With respect to amendment CPC-15, I might add that the Parliamentary Secretary to the Minister of Immigration, Refugees and Citizenship moved a subamendment, which the committee adopted. However, now there is a committee amendment that one London Liberal thought was good enough to ask the committee to tinker with, and another London Liberal wants the Speaker to throw the whole thing into the recycling bin.
With respect to amendment CPC-17, I might add that the Parliamentary Secretary to the Minister of Public Safety, the Liberal responsible for shepherding Bill C-12 through the public safety committee, proposed a subamendment that, though defeated, suggests to me that again there is chaos inside the government caucus when one Liberal thinks a committee amendment is good enough to work with while another wants to tear it up.
I turn to amendment CPC-30, which would strengthen accountability for corporations convicted of human trafficking offences by increasing the maximum fine a court could impose from $1 million to $25 million. That too would strengthen public safety and security while reinforcing the integrity of our immigration system.
I might pause here to observe that during clause-by-clause consideration, the parliamentary secretary to the immigration minister asked questions of the public servant witnesses, which inspired a unanimously adopted subamendment. It is sad to see his London Liberal colleague the deputy government House leader now stand in the House and attack the work her fellow Liberals inspired at the committee table.
Next we come to amendment CPC-33, which would remove the requirement that the chairperson of the Immigration and Refugee Board must live in the national capital region, and which would instead simply require that he or she reside in Canada.
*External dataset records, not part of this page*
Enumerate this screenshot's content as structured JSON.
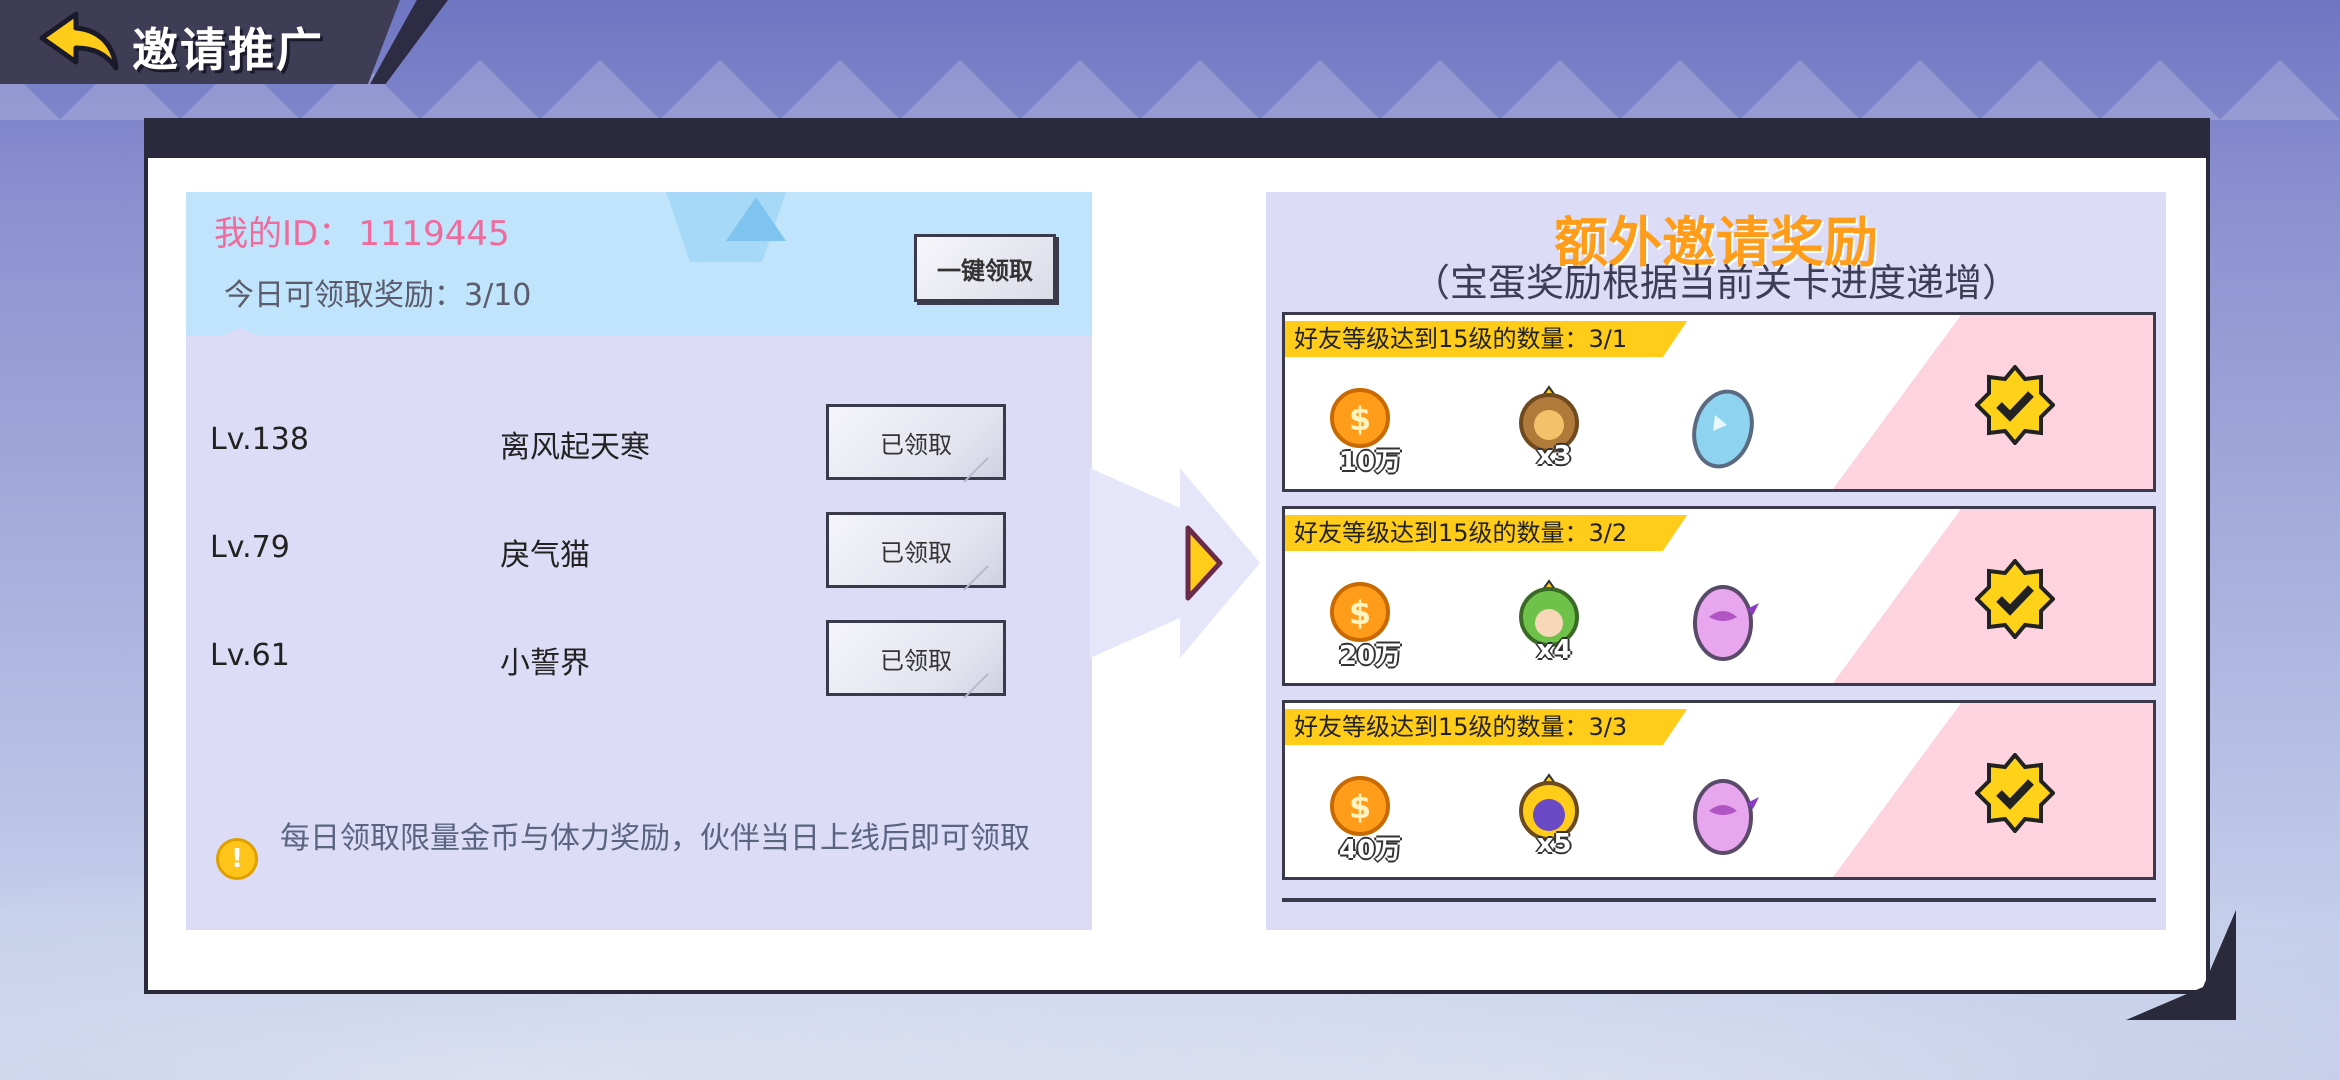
{
  "header": {
    "title": "邀请推广",
    "back_icon": "back-arrow-icon"
  },
  "left": {
    "my_id_label": "我的ID：",
    "my_id_value": "1119445",
    "today_reward": "今日可领取奖励：3/10",
    "claim_all_label": "一键领取",
    "friends": [
      {
        "level": "Lv.138",
        "name": "离风起天寒",
        "button": "已领取"
      },
      {
        "level": "Lv.79",
        "name": "戾气猫",
        "button": "已领取"
      },
      {
        "level": "Lv.61",
        "name": "小誓界",
        "button": "已领取"
      }
    ],
    "note": "每日领取限量金币与体力奖励，伙伴当日上线后即可领取",
    "note_icon": "exclamation-icon"
  },
  "right": {
    "title": "额外邀请奖励",
    "subtitle": "（宝蛋奖励根据当前关卡进度递增）",
    "rewards": [
      {
        "condition": "好友等级达到15级的数量：3/1",
        "coin": "10万",
        "hero_qty": "x3",
        "egg": "blue-egg-icon",
        "hero": "lion-hero-icon",
        "claimed": true
      },
      {
        "condition": "好友等级达到15级的数量：3/2",
        "coin": "20万",
        "hero_qty": "x4",
        "egg": "purple-egg-icon",
        "hero": "green-hair-hero-icon",
        "claimed": true
      },
      {
        "condition": "好友等级达到15级的数量：3/3",
        "coin": "40万",
        "hero_qty": "x5",
        "egg": "purple-egg-icon",
        "hero": "purple-bird-hero-icon",
        "claimed": true
      }
    ]
  },
  "colors": {
    "accent_orange": "#ff9d1a",
    "id_pink": "#f06a9c",
    "banner_yellow": "#ffcc1a",
    "panel_dark": "#2b2a3c"
  }
}
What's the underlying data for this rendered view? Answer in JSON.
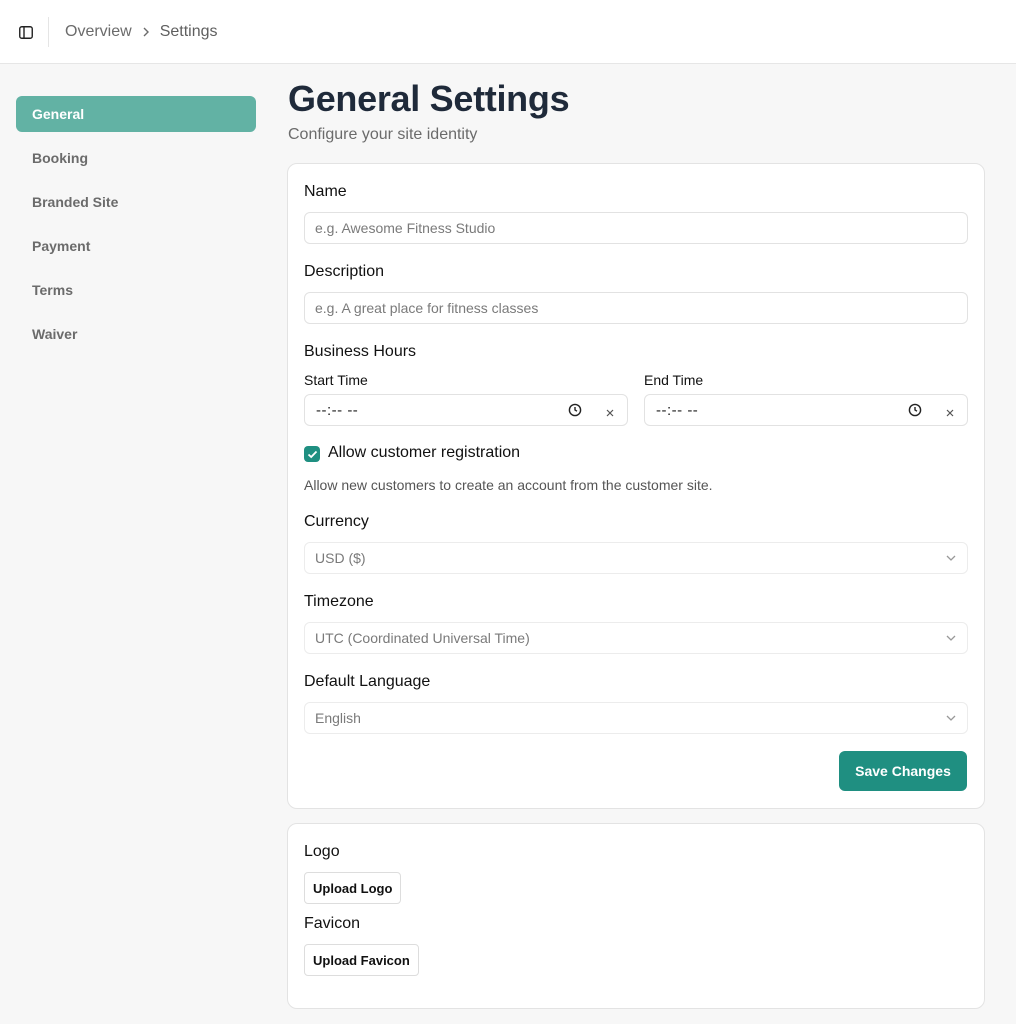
{
  "header": {
    "toggle_icon": "sidebar-panel-icon",
    "breadcrumb": {
      "parent": "Overview",
      "separator_icon": "chevron-right-icon",
      "current": "Settings"
    }
  },
  "sidebar": {
    "items": [
      {
        "label": "General",
        "active": true
      },
      {
        "label": "Booking",
        "active": false
      },
      {
        "label": "Branded Site",
        "active": false
      },
      {
        "label": "Payment",
        "active": false
      },
      {
        "label": "Terms",
        "active": false
      },
      {
        "label": "Waiver",
        "active": false
      }
    ]
  },
  "page": {
    "title": "General Settings",
    "subtitle": "Configure your site identity"
  },
  "form": {
    "name": {
      "label": "Name",
      "value": "",
      "placeholder": "e.g. Awesome Fitness Studio"
    },
    "description": {
      "label": "Description",
      "value": "",
      "placeholder": "e.g. A great place for fitness classes"
    },
    "business_hours": {
      "label": "Business Hours",
      "start": {
        "label": "Start Time",
        "value": "--:-- --"
      },
      "end": {
        "label": "End Time",
        "value": "--:-- --"
      }
    },
    "allow_registration": {
      "label": "Allow customer registration",
      "checked": true,
      "help": "Allow new customers to create an account from the customer site."
    },
    "currency": {
      "label": "Currency",
      "value": "USD ($)"
    },
    "timezone": {
      "label": "Timezone",
      "value": "UTC (Coordinated Universal Time)"
    },
    "language": {
      "label": "Default Language",
      "value": "English"
    },
    "save_label": "Save Changes"
  },
  "assets": {
    "logo": {
      "label": "Logo",
      "button": "Upload Logo"
    },
    "favicon": {
      "label": "Favicon",
      "button": "Upload Favicon"
    }
  },
  "colors": {
    "accent": "#1f8f81",
    "active_nav": "#62b2a4",
    "title": "#1f2a3a",
    "background": "#f7f7f7"
  }
}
That simple gesture alone, I would argue, could boost public confidence in the integrity of the immigration system, knowing that the appointment is not in reality limited to a government crony or a bureaucratic crony living in Ottawa.
Finally, I would like to address amendment CPC-2, which would amend section 40 of the Oceans Act, an amendment which I must point out was identical to amendment G-3, standing in the name of the parliamentary secretary to the public safety minister. This amendment would reflect the reality that the Minister of Fisheries is no longer responsible for providing Coast Guard services, because that was reassigned, effective with Order in Council PC 2025-639, dated September 2, to the Minister of National Defence.
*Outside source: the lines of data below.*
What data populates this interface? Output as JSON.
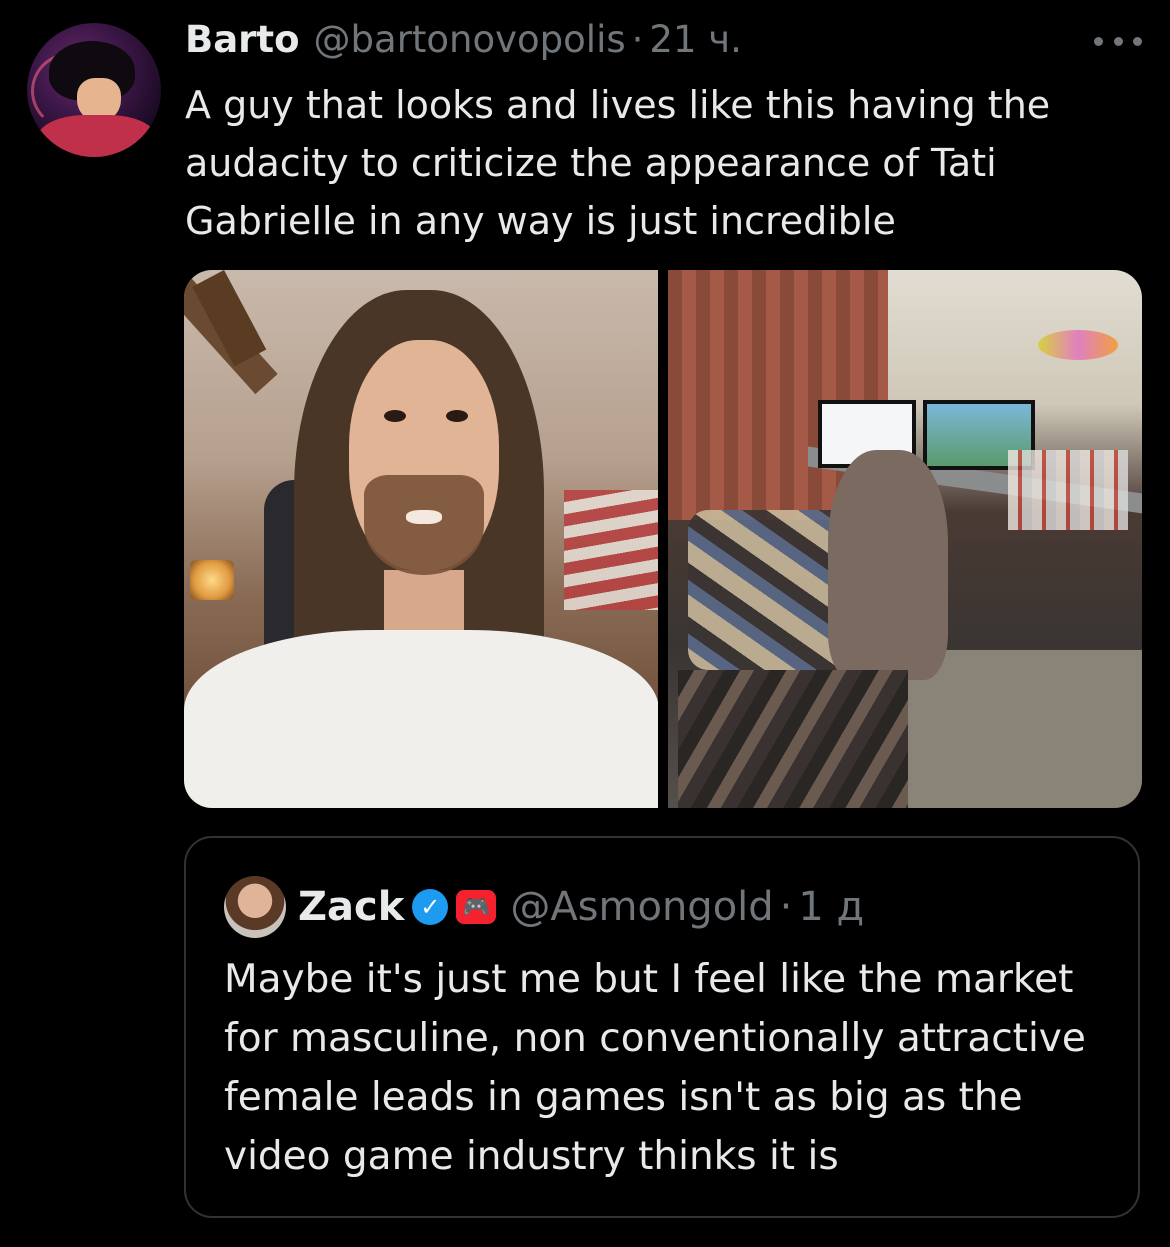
{
  "tweet": {
    "author_name": "Barto",
    "author_handle": "@bartonovopolis",
    "separator": "·",
    "time": "21 ч.",
    "avatar_icon": "anime-character-avatar",
    "more_icon": "ellipsis-icon",
    "text": "A guy that looks and lives like this having the audacity to criticize the appearance of Tati Gabrielle in any way is just incredible"
  },
  "quote": {
    "author_name": "Zack",
    "verified_icon": "✓",
    "affiliate_icon": "🎮",
    "author_handle": "@Asmongold",
    "separator": "·",
    "time": "1 д",
    "text": "Maybe it's just me but I feel like the market for masculine, non conventionally attractive female leads in games isn't as big as the video game industry thinks it is"
  },
  "colors": {
    "background": "#000000",
    "text": "#e7e9ea",
    "secondary": "#71767b",
    "border": "#2f3336",
    "verified": "#1d9bf0",
    "affiliate_badge": "#f4212e"
  }
}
Moreover, amendment CPC-2 would simply coordinate with the change made by amendment CPC-3, which was identical to amendment G-4, to amend section 41 of the Oceans Act addressed in clause 25 of Bill C-12 to reflect the national defence minister's new responsibility for the Canadian Coast Guard. This amendment was admissible and was not subject to the deputy government House leader's objections.
In conclusion, Mr. Speaker, I would urge you to look at the challenged amendments through the lens of Mr. Speaker Regan's 2018 ruling, which I respectfully submit should lead you to the conclusion that the committee acted entirely within its authority and that it therefore legitimately adopted all the common-sense, Conservative amendments.